Consider a convergent sequence $x_n\to x_0$. We want to prove that $f(x_n) \to f(x_0)$. A convergent sequence is bounded, hence: so is $(f(x_n))_n$, because $$ \|f(x_n)\| \leq \|x_n\| + \|f(x_n) - x_n\| \leq \|x_n\| + \|x_n - f(x_0)\| \leq 2 \max_n \|x_n\| + \|f(x_0)\|. $$ Then it has an accumulation point, which lies in $S$, as this set is closed: $$ \exists y\in S \ \exists (n_k): \ f(x_{n_k}) \xrightarrow{k\to\infty} y. $$ Consider the distance $$ \|x_{n_k} - f(x_{n_k})\|. $$ On the one hand, it tends to $\|x_0 - y\|$, as $k\to\infty$. But on the other hand, it can be shown (see at the end) that the function of distance to $S$, ie. $\|x-f(x)\|$, is continuous. So the limit is also equal $$ \|x_0 - y\| = \lim_{k\to\infty} \|x_{n_k} - f(x_{n_k})\| = \|x_0 - f(x_0)\|. $$ This means that $y=f(x_0)$, as the nearest point is unique.
We've chosen any accumulation point, so it follows that $(f(x_n))_n$ has no other accumulation points but $f(x_0)$. Does it mean that this is the limit? Yes, because the sequence is bounded! If this wasn't the limit, then there would be a subsequence staying away from $f(x_0)$; however, the subsequence is still bounded, so there is an accumulation point, but we already know that this has to be $f(x_0)$ - contradiction.
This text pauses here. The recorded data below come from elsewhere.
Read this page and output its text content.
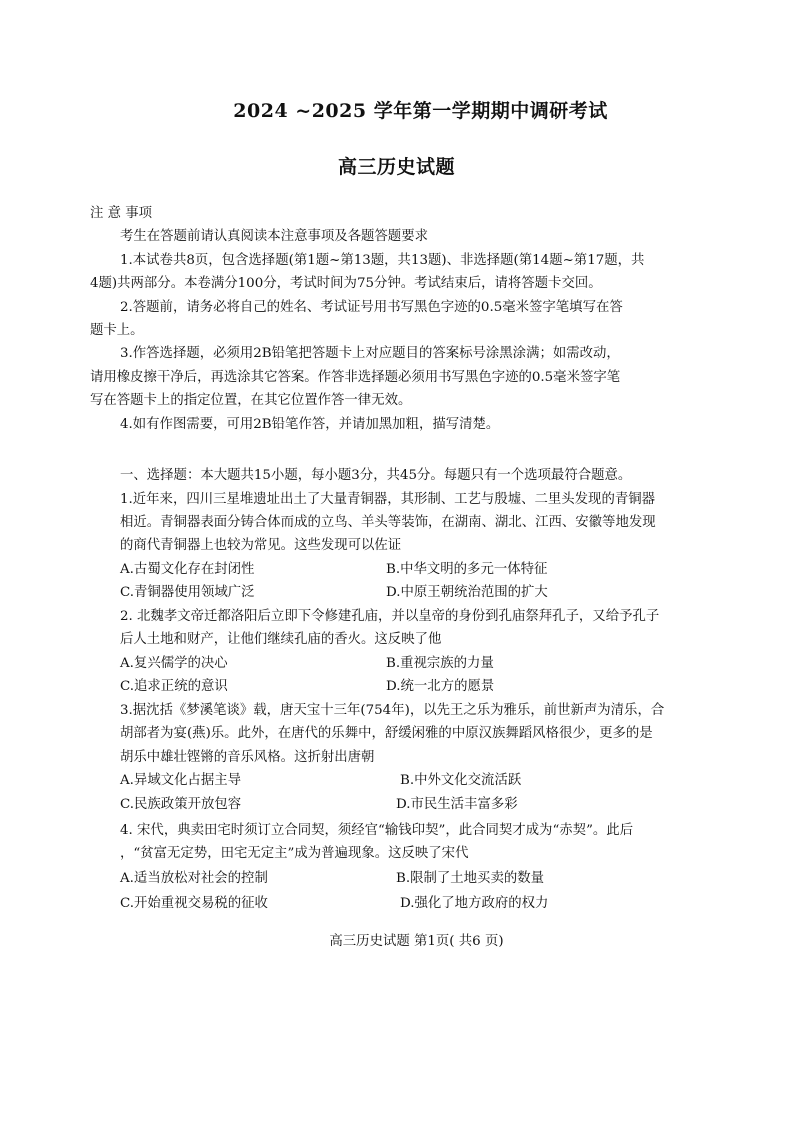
2024 ~2025 学年第一学期期中调研考试
高三历史试题
注 意 事项
考生在答题前请认真阅读本注意事项及各题答题要求
1.本试卷共8页，包含选择题(第1题~第13题，共13题)、非选择题(第14题~第17题，共
4题)共两部分。本卷满分100分，考试时间为75分钟。考试结束后，请将答题卡交回。
2.答题前，请务必将自己的姓名、考试证号用书写黑色字迹的0.5毫米签字笔填写在答
题卡上。
3.作答选择题，必须用2B铅笔把答题卡上对应题目的答案标号涂黑涂满；如需改动，
请用橡皮擦干净后，再选涂其它答案。作答非选择题必须用书写黑色字迹的0.5毫米签字笔
写在答题卡上的指定位置，在其它位置作答一律无效。
4.如有作图需要，可用2B铅笔作答，并请加黑加粗，描写清楚。
一、选择题：本大题共15小题，每小题3分，共45分。每题只有一个选项最符合题意。
1.近年来，四川三星堆遗址出土了大量青铜器，其形制、工艺与殷墟、二里头发现的青铜器
相近。青铜器表面分铸合体而成的立鸟、羊头等装饰，在湖南、湖北、江西、安徽等地发现
的商代青铜器上也较为常见。这些发现可以佐证
A.古蜀文化存在封闭性	B.中华文明的多元一体特征
C.青铜器使用领域广泛	D.中原王朝统治范围的扩大
2. 北魏孝文帝迁都洛阳后立即下令修建孔庙，并以皇帝的身份到孔庙祭拜孔子，又给予孔子
后人土地和财产，让他们继续孔庙的香火。这反映了他
A.复兴儒学的决心	B.重视宗族的力量
C.追求正统的意识	D.统一北方的愿景
3.据沈括《梦溪笔谈》载，唐天宝十三年(754年)，以先王之乐为雅乐，前世新声为清乐，合
胡部者为宴(燕)乐。此外，在唐代的乐舞中，舒缓闲雅的中原汉族舞蹈风格很少，更多的是
胡乐中雄壮铿锵的音乐风格。这折射出唐朝
A.异域文化占据主导	B.中外文化交流活跃
C.民族政策开放包容	D.市民生活丰富多彩
4. 宋代，典卖田宅时须订立合同契，须经官“输钱印契”，此合同契才成为“赤契”。此后
，“贫富无定势，田宅无定主”成为普遍现象。这反映了宋代
A.适当放松对社会的控制	B.限制了土地买卖的数量
C.开始重视交易税的征收	D.强化了地方政府的权力
高三历史试题 第1页( 共6 页)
Finally, why is $\|x - f(x)\|$ continuous? Let's denote for brevity $$ d_S(x) \mathrel{:=} \|x-f(x)\|. $$ This is a real-valued function and continuity can be proved by preimages of open intervals: $$ d_S^{-1}((a,b)) = d_S^{-1}((a,\infty)) \cap d_S^{-1}((-\infty,b)). $$ To check that $d_S^{-1}((a,\infty))$ is open, choose some element $x_0$. If $\|x-x_0\| < d_S(x_0) - a$, then $d_S(x) > a$, because otherwise: $$ d_S(x_0) \leq \|x_0 - f(x)\| \leq \|x_0 - x\| + \|x-f(x)\| < d_S(x_0) - a + a = d_S(x_0). $$ Thus, $d_S^{-1}((a,\infty))$ is open. It goes similarly for $d_S^{-1}((-\infty,b))$ (even easier).